"MI RICONOSCI?
SONO UN PROFESSIONISTA
DEI BENI CULTURALI
INCHIESTA CONTRO IL LAVORO GRATUITO
O MALPAGATO
[accì]
Nel
pubblico come nel privato l’abuso del volontariato
è una pratica molto diffusa
Le
imprese che impiegano queste persone sono sì private, ma spesso lavorano per il
pubblico
Le storie raccolte ci parlano di migliaia di lavoratori dei beni
culturali
“Con questa inchiesta vogliamo svelare una realtà a noi ben nota ma troppo
ignorata”, spiegano Leonardo Bison e Daniela Pietrangelo del collettivo Mi riconosci? Sono un professionista dei
beni culturali. “Trent’anni di esternalizzazioni continue, deregolamentate,
obbligate unite a leggi che incentivano l’uso del volontariato come sostitutivo
del lavoro pagato hanno dato i loro frutti avvelenati”.
In sostanza chiedono la
revisione totale del sistema delle esternalizzazioni: “serve una legge –dicono-
che vieti abusi del lavoro gratuito, e una norma che obblighi i privati che
gestiscono patrimonio culturale pubblico a ad applicare il contratto di
Federculture”.
Dai dati dell’indagine, fa rilevare Roberto
Rotunno nel suo articolo “Con la cultura
non mangiano e metà di loro non ha contratto”, è venuto fuori «un
mondo fatto di lavoro malpagato e spesso irregolare, tutto a danno di persone
che hanno alle spalle un lungo e faticoso percorso di studi.
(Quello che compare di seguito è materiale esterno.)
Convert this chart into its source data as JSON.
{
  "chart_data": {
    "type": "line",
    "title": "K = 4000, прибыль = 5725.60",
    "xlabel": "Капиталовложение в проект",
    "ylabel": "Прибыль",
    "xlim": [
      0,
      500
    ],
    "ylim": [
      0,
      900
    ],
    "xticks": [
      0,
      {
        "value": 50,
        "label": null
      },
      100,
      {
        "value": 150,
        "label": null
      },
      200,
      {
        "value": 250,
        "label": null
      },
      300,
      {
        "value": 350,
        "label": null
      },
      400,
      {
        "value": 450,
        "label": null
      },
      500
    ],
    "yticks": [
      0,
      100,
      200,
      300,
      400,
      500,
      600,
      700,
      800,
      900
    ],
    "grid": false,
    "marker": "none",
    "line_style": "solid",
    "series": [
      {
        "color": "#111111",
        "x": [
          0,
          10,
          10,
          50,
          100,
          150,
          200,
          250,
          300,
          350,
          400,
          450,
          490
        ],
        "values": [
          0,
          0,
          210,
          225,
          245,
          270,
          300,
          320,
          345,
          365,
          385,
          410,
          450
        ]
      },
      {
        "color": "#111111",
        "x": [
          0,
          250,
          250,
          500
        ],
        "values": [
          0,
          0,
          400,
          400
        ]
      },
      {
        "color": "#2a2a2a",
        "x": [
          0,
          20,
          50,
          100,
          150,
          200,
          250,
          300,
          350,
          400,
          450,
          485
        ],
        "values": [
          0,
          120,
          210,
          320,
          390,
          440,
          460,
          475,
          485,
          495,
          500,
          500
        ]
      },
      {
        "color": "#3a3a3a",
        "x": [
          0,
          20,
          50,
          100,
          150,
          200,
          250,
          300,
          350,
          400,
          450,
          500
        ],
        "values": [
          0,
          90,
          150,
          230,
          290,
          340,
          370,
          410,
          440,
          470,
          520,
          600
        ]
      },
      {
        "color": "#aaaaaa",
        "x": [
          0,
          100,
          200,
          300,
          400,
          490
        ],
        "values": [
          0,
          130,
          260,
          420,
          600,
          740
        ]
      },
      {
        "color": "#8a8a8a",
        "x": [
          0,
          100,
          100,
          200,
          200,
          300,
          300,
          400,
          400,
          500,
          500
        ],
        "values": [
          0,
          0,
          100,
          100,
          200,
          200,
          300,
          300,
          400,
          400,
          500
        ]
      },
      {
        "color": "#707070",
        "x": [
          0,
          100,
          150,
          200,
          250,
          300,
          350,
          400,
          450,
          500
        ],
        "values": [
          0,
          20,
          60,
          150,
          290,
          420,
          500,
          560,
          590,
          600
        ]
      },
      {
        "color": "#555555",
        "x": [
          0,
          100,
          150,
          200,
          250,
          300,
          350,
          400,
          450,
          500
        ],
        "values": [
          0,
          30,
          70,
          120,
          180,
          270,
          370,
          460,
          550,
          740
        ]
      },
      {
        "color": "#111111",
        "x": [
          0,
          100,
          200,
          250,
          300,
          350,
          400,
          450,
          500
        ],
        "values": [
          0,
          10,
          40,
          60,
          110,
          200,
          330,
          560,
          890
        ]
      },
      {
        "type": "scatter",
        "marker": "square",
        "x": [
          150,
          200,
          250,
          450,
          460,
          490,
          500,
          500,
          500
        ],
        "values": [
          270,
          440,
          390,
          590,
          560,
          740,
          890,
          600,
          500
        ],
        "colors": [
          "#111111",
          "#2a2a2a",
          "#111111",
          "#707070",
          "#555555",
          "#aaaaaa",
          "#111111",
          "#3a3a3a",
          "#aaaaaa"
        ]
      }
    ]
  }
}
Per chi opera tra
le mura di un museo, di una chiesa, tra i monumenti o nello staff di un evento,
il solo fatto di essere retribuito è già una conquista. L’abuso del
volontariato è una pratica molto diffusa. Ricevere il giusto stipendio, cioè
quello previsto dal contratto collettivo appropriato, è poi un privilegio che
spetta a pochissimi”.
Nei particolari statistici si evince che
soltanto il 54% dei lavoratori impiegati nel settore è contrattualizzato, di
cui solo il 23,8% fruisce dell’inquadramento contrattuale: «Gli unici – pertanto
- a formare la platea dei regolari sono quindi il 16,6% che ha la fortuna di
lavorare direttamente per la Pubblica amministrazione più un altro 7,2% al
quale, nel privato, viene applicato l’accordo della Federculture. Per tutti gli
altri – sottolinea Roberto Rotunno - i datori danno libero sfogo alla fantasia:
c’è un 23% con il contratto multiservizi, quello per le pulizie e le mense
scolastiche, un 18,5% con quello del commercio e un 14,7% che usa quello delle
cooperative sociali. I pochi che restano fuori da questi casi sono divisi tra
turismo, edilizia, lavoratori del legno e persino metalmeccanici. Solo due
persone hanno detto di avere un contratto da restauratore».
In sostanza, com’è stato dimostrato dall’inchiesta,
nella giungla normativa che regola i rapporti di lavoro (ma pensiamo non solo
in questo settore specifico) risultano essere facilmente aggirabili le
fattispecie negoziali, con il risultato del tutto ovvio per le Aziende e
Pubblica Amministrazione di contenere il costo del lavoro. Fa bene Rotunno a far
rilevare l’entità ridicola delle retribuzioni erogate: «il 12% degli
intervistati ha addirittura affermato di prendere meno di 4 euro all’ora, un
altro 37% non riesce a superare gli 8 euro». Tutto ciò ha una forte ricaduta sul
piano reddituale. Infatti il 38% degli
intervistati dichiara meno di 5 mila euro annui; mentre sono il 63% quelli che
non arrivano a 10 mila euro.
Insomma, oltre ad un piano legislativo di maggior tutela dei lavoratori, pensiamo -ci sia consentito- che vi siano tutte le
condizioni per aprire una vera e propria vertenza sindacale nel settore dei
beni culturali. E se non c’è una sensibilità fra le nuove o le vecchie organizzazioni
confederali, forse questi lavoratori potrebbero aprirsi a forme di lotte
autogestite al fine di sottrarsi alle regole del mercato ricattatorio. In questo senso l'associazione "MI RICONOSCI ? Sono un professionista dei beni culturali" ci sembra sia già un buon punto di partenza.